The Norwegian fund, which manages the country’s royalties from oil and gas reserves in the North Sea, is one of the world’s largest pools of capital in the world. Its holdings are predominantly in publicly traded stock and bond markets, and the fund only began to invest in real estate in 2011. The Sovereign Wealth Fund Institute considers the Norwegian fund to be the world’s largest.
The opportunity cost model of active management was pioneered by the CPPIB and is extensively used by the GIC Private Ltd., formerly known as the Government Investment Corporation of Singapore. Under this model, all active decisions to deviate from the benchmark are evaluated by the foregone opportunities to invest in low-cost, passive equity or bond portfolios.
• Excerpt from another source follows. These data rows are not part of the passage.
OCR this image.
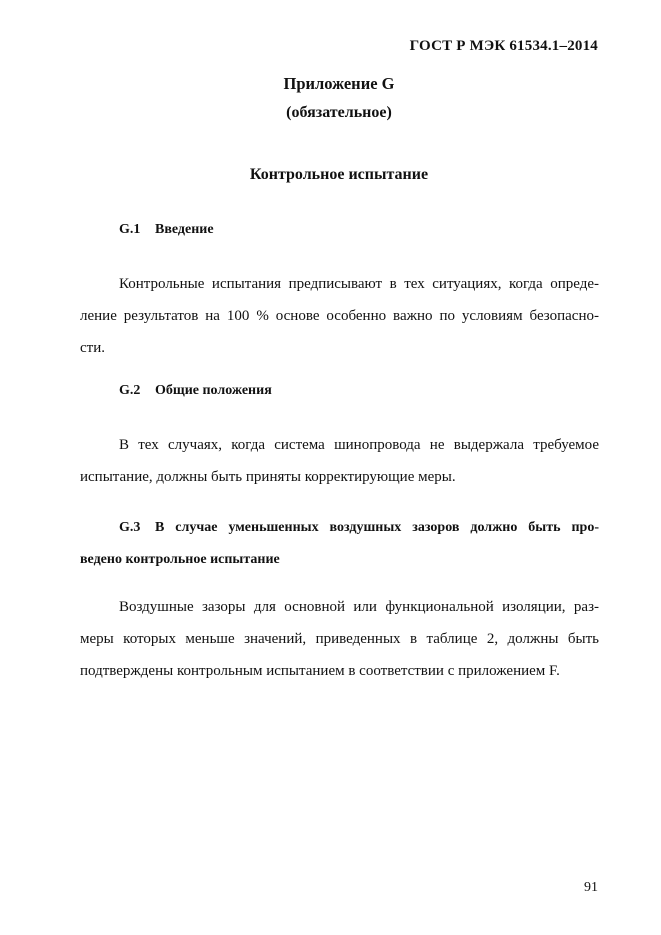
ГОСТ Р МЭК 61534.1–2014
Приложение G
(обязательное)
Контрольное испытание
G.1 Введение
Контрольные испытания предписывают в тех ситуациях, когда опреде-
ление результатов на 100 % основе особенно важно по условиям безопасно-
сти.
G.2 Общие положения
В тех случаях, когда система шинопровода не выдержала требуемое
испытание, должны быть приняты корректирующие меры.
G.3 В случае уменьшенных воздушных зазоров должно быть про-
ведено контрольное испытание
Воздушные зазоры для основной или функциональной изоляции, раз-
меры которых меньше значений, приведенных в таблице 2, должны быть
подтверждены контрольным испытанием в соответствии с приложением F.
91
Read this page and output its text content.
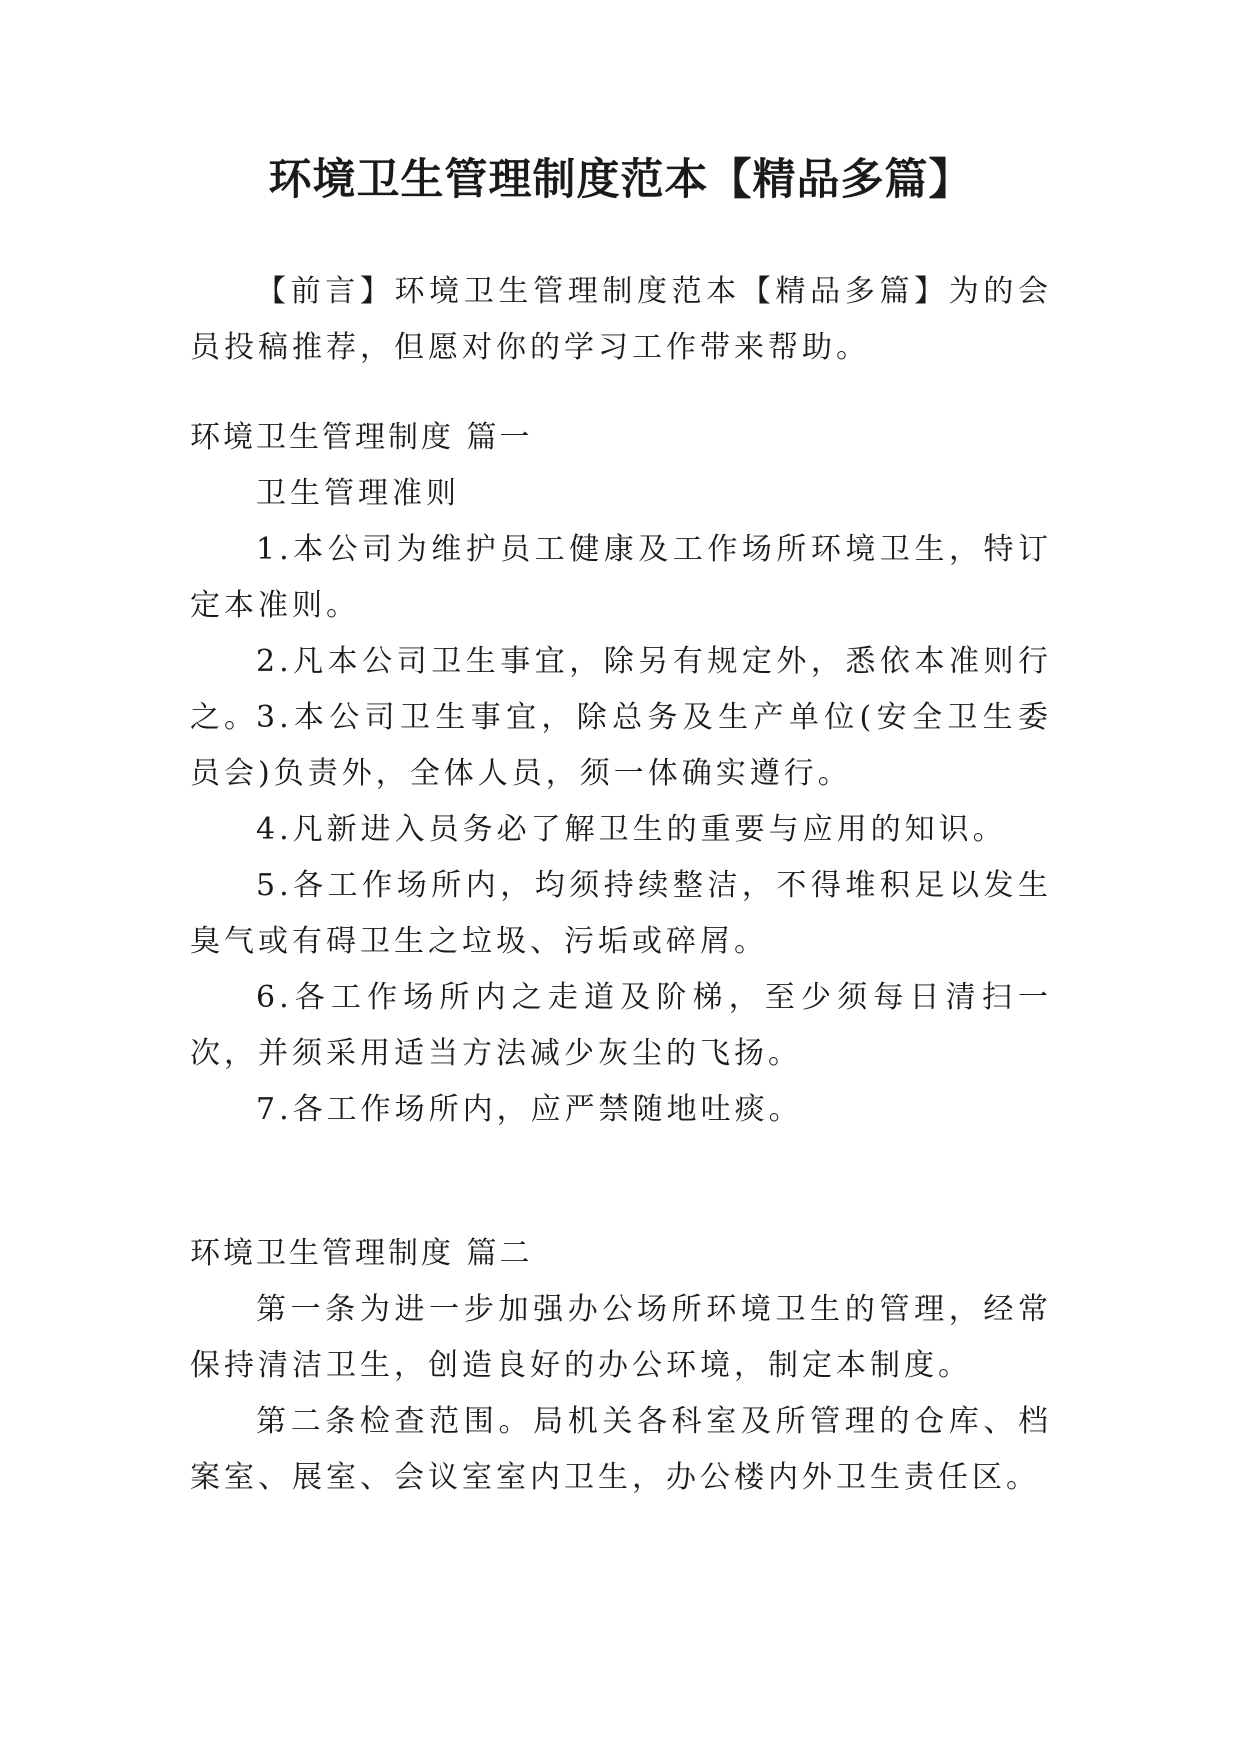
环境卫生管理制度范本【精品多篇】

【前言】环境卫生管理制度范本【精品多篇】为的会员投稿推荐，但愿对你的学习工作带来帮助。

环境卫生管理制度 篇一

卫生管理准则

1.本公司为维护员工健康及工作场所环境卫生，特订定本准则。

2.凡本公司卫生事宜，除另有规定外，悉依本准则行之。

3.本公司卫生事宜，除总务及生产单位(安全卫生委员会)负责外，全体人员，须一体确实遵行。

4.凡新进入员务必了解卫生的重要与应用的知识。

5.各工作场所内，均须持续整洁，不得堆积足以发生臭气或有碍卫生之垃圾、污垢或碎屑。

6.各工作场所内之走道及阶梯，至少须每日清扫一次，并须采用适当方法减少灰尘的飞扬。

7.各工作场所内，应严禁随地吐痰。

环境卫生管理制度 篇二

第一条为进一步加强办公场所环境卫生的管理，经常保持清洁卫生，创造良好的办公环境，制定本制度。

第二条检查范围。局机关各科室及所管理的仓库、档案室、展室、会议室室内卫生，办公楼内外卫生责任区。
The authors find that active management has added value since the 2007/08 financial crisis and calls the fund’s recent efforts in large-scale harvesting of smart beta or factor risk premiums an “excellent development…that capitalizes on the fund’s comparative advantages.”
They also recommend that the fund, already one of the most transparent investors in the world, could become even more so by adopting policies to further ensure broad public support and measure the value created at each stage of the investment process.
The review was conducted by Ang in collaboration with Michael Brandt, the Kalman J. Cohen professor of business administration at Duke University’s Fuqua School of Business, and David Denison, former president and CEO of the CPPIB.
To fulfill its commitment to prudent long-term management, Norway conducts a mandatory independent review every four years. Ang also participated in a previous report on the Norwegian fund in 2009.